The Missing Benefit of Slowth

business values

Even though I have only known a speed-driven society as an adult (being involved with technology businesses has not helped either), I have a certain nostalgia for slower times.


WTF is Slowth?

I thought I had invented a new word until Google revealed the ever-trustworthy Urban Dictionary already beat me to the punch.

Seriously though, I'm going to use slowth as a portmanteau for slow growth as I try to communicate an idea here.<...>

In the last year, I read two books ("Shoe Dog" by Phil Knight and "Let My People Go Surfing" by Yvon Chouinard) that sparked this idea of slowth. The respective books are about companies that were respectively founded in 1964 and 1973, making them very old relative to the startups companies with whom we interact these days.

What was striking in reading the accounts and perspective of the founders of their respective journeys at Nike and Patagonia, was just how slow things sometimes moved. Everything was slower back in those days, so they had time and space to truly make mistakes, reflect, learn from those mistakes and figure out the next steps. Even if they were impatient or short-term in their thinking or actions, they were not going anywhere slowly.

When I read that, it almost has a zooming-out effect for me, where a bigger, holistic and more wholesome picture becomes apparent. I get a sense of calm, reality and inevitably. (I wrote more about this here.)
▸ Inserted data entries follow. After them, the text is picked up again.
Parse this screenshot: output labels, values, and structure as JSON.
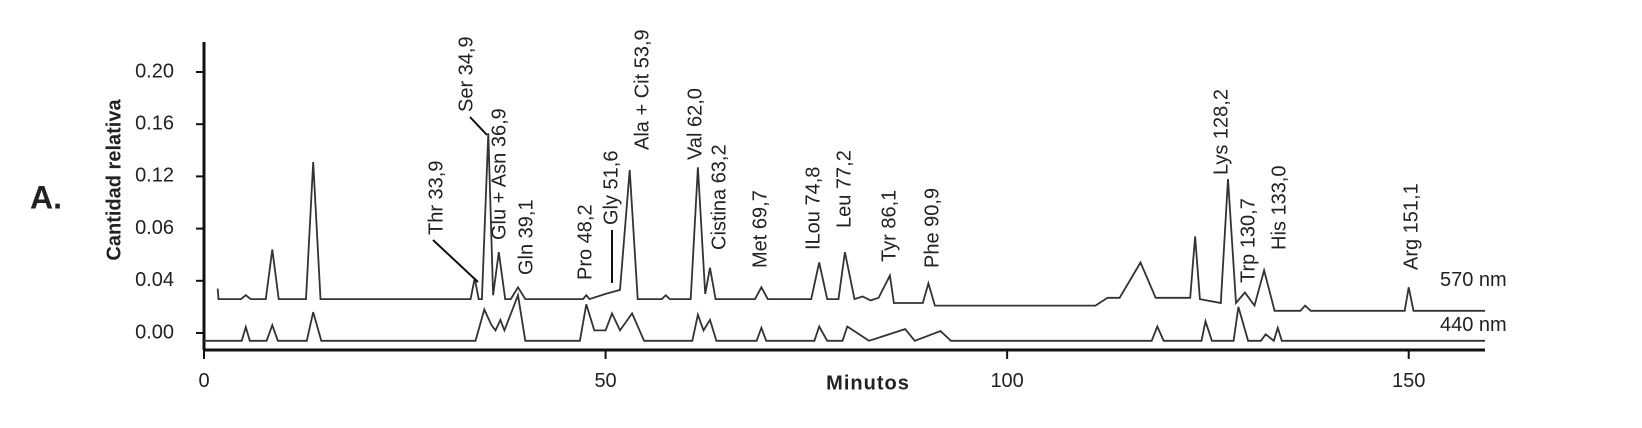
{
  "panel_label": "A.",
  "chart_data": {
    "type": "line",
    "y_label": "Cantidad relativa",
    "x_label": "Minutos",
    "xlim": [
      0,
      159.5
    ],
    "xticks": [
      0,
      50,
      100,
      150
    ],
    "ylim": [
      -0.013,
      0.223
    ],
    "yticks": [
      {
        "value": 0,
        "label": "0.00"
      },
      {
        "value": 0.04,
        "label": "0.04"
      },
      {
        "value": 0.06,
        "label": "0.06"
      },
      {
        "value": 0.12,
        "label": "0.12"
      },
      {
        "value": 0.16,
        "label": "0.16"
      },
      {
        "value": 0.2,
        "label": "0.20"
      }
    ],
    "series": [
      {
        "name": "570 nm",
        "color": "#333333",
        "x": [
          1.7,
          1.8,
          4.6,
          5.2,
          5.8,
          7.7,
          8.5,
          9.3,
          12.7,
          13.6,
          14.5,
          33.2,
          33.7,
          34.2,
          34.6,
          35.4,
          36.0,
          36.7,
          37.5,
          38.2,
          39.1,
          40.0,
          47.2,
          47.6,
          48.0,
          50.0,
          51.8,
          53.0,
          54.0,
          57.0,
          57.5,
          58.0,
          60.6,
          61.5,
          62.4,
          63.0,
          63.7,
          68.6,
          69.4,
          70.2,
          75.6,
          76.6,
          77.6,
          79.0,
          79.8,
          81.0,
          82.0,
          83.0,
          84.0,
          85.4,
          85.9,
          89.5,
          90.2,
          91.0,
          111.0,
          112.5,
          114.0,
          116.6,
          118.5,
          122.8,
          123.4,
          124.0,
          126.6,
          127.5,
          128.5,
          129.6,
          130.8,
          132.0,
          133.3,
          136.5,
          137.1,
          137.8,
          149.5,
          150.0,
          150.6,
          159.5
        ],
        "values": [
          0.034,
          0.026,
          0.026,
          0.029,
          0.026,
          0.026,
          0.052,
          0.026,
          0.026,
          0.131,
          0.026,
          0.026,
          0.041,
          0.026,
          0.026,
          0.153,
          0.029,
          0.051,
          0.026,
          0.026,
          0.035,
          0.026,
          0.026,
          0.029,
          0.026,
          0.03,
          0.033,
          0.125,
          0.026,
          0.026,
          0.029,
          0.026,
          0.026,
          0.127,
          0.03,
          0.045,
          0.026,
          0.026,
          0.035,
          0.026,
          0.026,
          0.047,
          0.026,
          0.026,
          0.051,
          0.026,
          0.028,
          0.025,
          0.027,
          0.042,
          0.023,
          0.023,
          0.038,
          0.021,
          0.021,
          0.027,
          0.027,
          0.047,
          0.027,
          0.027,
          0.057,
          0.026,
          0.023,
          0.117,
          0.023,
          0.031,
          0.021,
          0.044,
          0.017,
          0.017,
          0.021,
          0.017,
          0.017,
          0.035,
          0.017,
          0.017
        ]
      },
      {
        "name": "440 nm",
        "color": "#333333",
        "x": [
          0,
          4.7,
          5.2,
          5.7,
          7.8,
          8.5,
          9.2,
          12.8,
          13.6,
          14.6,
          33.8,
          34.9,
          35.8,
          36.3,
          36.9,
          37.4,
          39.1,
          40.0,
          46.8,
          47.6,
          48.6,
          50.0,
          50.8,
          51.8,
          53.3,
          54.8,
          60.8,
          61.5,
          62.2,
          63.0,
          63.8,
          68.8,
          69.4,
          70.0,
          76.0,
          76.6,
          77.6,
          79.5,
          80.1,
          82.8,
          87.3,
          88.5,
          91.7,
          93.0,
          118.0,
          118.7,
          119.5,
          124.2,
          124.7,
          125.5,
          128.2,
          128.8,
          130.0,
          131.6,
          132.2,
          133.2,
          133.7,
          134.2,
          159.5
        ],
        "values": [
          -0.006,
          -0.006,
          0.0045,
          -0.006,
          -0.006,
          0.006,
          -0.006,
          -0.006,
          0.016,
          -0.006,
          -0.006,
          0.018,
          0.006,
          0.002,
          0.01,
          0.002,
          0.029,
          -0.006,
          -0.006,
          0.022,
          0.002,
          0.002,
          0.015,
          0.002,
          0.015,
          -0.006,
          -0.006,
          0.014,
          0.002,
          0.01,
          -0.006,
          -0.006,
          0.004,
          -0.006,
          -0.006,
          0.005,
          -0.006,
          -0.006,
          0.005,
          -0.006,
          0.003,
          -0.006,
          0.0015,
          -0.006,
          -0.006,
          0.005,
          -0.006,
          -0.006,
          0.009,
          -0.006,
          -0.006,
          0.02,
          -0.006,
          -0.006,
          -0.001,
          -0.006,
          0.004,
          -0.006,
          -0.006
        ]
      }
    ],
    "annotations": [
      "Thr 33,9",
      "Ser 34,9",
      "Glu + Asn 36,9",
      "Gln 39,1",
      "Pro 48,2",
      "Gly 51,6",
      "Ala + Cit 53,9",
      "Val 62,0",
      "Cistina 63,2",
      "Met 69,7",
      "ILou 74,8",
      "Leu 77,2",
      "Tyr 86,1",
      "Phe 90,9",
      "Lys 128,2",
      "Trp 130,7",
      "His 133,0",
      "Arg 151,1"
    ]
  }
}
This is a significant contrast to the way that I have mostly lived my life and built my business(es) in the last ten years, where speed and faster growth have been important considerations.

I can't help to think that we're missing out on having that benefit of being able to move slower; being more mindful, deliberate and purposeful about the things that we are doing.

Instead, we're firmly entrenched in a culture of more and instant gratification. While, in business, we have this hyper-vigilance about what our competitors are doing and how we need to beat them to market on everything. Similarly, we build businesses to sell; not to last for decades. The latter notion isn't surprising either because as consumers we are buying more and more cheap shit (most of which we probably don't need), because I can get it to my doorstep within 24 hours on Prime. The things we buy don't have to last anymore; we can just buy the new version next month. All of which puts us in a vicious cycle. I digress.

Even though I have only known a speed-driven society as an adult (being involved with technology businesses has not helped either), I have a certain nostalgia for slower times. I imagine it as being the best of both worlds: experiencing slowth within my business and enjoying being truly present in the rest of my life. Maybe even learning to paint.